The sameness of days at home can be tedious and sometime trivial. It starts with hand-washing. Little jobs that need doing in the house and garden become important.  We cut each others’ hair. Phoning friends and the next meal become highlights, like a visit from a neighbouring cat, or helping an injured bird. Online shopping and home deliveries can define a day.


Lockdown should make going out to shop a real adventure. Instead when we do go out the reality of social distancing kicks in. We queue. We self-consciously avoid each other in store and slowly line-up to pay by card.  It is mechanical, detached, soul-less, largely silent. 


Lockdown can be complicated and confusing too.  For many there are the frustrations of parent-tutoring.  There is real uncertainty about the future as our economy self-destructs at a surreal rate. ‘Following the science’, ‘herd immunity’? What do the rules mean for us on the ground? 
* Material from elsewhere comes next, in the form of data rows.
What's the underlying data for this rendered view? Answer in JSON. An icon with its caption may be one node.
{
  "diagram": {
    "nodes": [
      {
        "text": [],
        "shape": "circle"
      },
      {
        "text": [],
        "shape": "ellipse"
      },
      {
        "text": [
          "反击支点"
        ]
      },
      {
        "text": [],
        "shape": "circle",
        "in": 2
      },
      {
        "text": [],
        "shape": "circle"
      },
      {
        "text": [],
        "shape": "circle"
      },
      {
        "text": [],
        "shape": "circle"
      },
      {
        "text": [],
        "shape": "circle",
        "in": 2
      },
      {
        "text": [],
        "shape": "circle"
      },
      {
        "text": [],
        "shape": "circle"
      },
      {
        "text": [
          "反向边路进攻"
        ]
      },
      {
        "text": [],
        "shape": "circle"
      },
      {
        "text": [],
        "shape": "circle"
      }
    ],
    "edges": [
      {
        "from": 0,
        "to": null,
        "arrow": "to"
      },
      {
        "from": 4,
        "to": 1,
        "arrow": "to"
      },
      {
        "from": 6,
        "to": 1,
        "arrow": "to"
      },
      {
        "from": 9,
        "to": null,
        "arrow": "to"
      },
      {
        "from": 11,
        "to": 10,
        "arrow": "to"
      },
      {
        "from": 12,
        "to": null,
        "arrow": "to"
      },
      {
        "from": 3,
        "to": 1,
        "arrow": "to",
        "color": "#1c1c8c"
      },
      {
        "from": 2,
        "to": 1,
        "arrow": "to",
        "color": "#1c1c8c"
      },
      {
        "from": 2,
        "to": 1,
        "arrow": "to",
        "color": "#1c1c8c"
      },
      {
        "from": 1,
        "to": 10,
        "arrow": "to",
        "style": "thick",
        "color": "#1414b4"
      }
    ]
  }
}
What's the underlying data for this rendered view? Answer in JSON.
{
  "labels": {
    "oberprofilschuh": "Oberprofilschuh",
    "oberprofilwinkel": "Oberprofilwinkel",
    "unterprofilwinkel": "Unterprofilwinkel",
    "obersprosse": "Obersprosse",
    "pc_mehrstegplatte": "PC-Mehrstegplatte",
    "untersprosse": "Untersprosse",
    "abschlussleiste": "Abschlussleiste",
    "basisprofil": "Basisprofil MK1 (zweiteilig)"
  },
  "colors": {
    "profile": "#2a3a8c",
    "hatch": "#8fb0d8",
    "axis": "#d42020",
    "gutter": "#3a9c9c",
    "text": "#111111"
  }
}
But these strange times are not all negative.  Working from home can be empowering for some lucky enough still to be employed, if this means flexible hours and an ability to take initiatives, even to set your own agenda. Avoiding commuting makes the useful day longer, healthier and our world more sustainable in the long run; and there is plenty more.


By exercising on foot we are getting to know our neighbourhoods and neighbours more intimately. Clutches of strangers stay chatting at a safe distance on a Thursday evening after clapping the NHS.  There are opportunities to save as there is nothing really to spend money on. Some families and communities are doing useful positive things together.  These are big pluses.


For all the positives, the bustle and spontaneity of normal social activities are absent.  We are living in an unnaturally quiet world with no chance encounters, informal meetings and evening meals with friends sparking off each other. 


So I have come to appreciate that Beeston is foremost a place of gathering that meets (no pun intended) a real need. People are naturally gregarious. We like company. We enjoy mixing. Social media and the telephone are no substitute for face to face contact.  Rubbing shoulders, handshakes, all things that we are not supposed to do in a pandemic, really are the stuff of life.


What will our new normal look like?  There may be short term challenges, but my guess is that in the long term, certainly over the next ten years, the tendency will be to return to our old ways.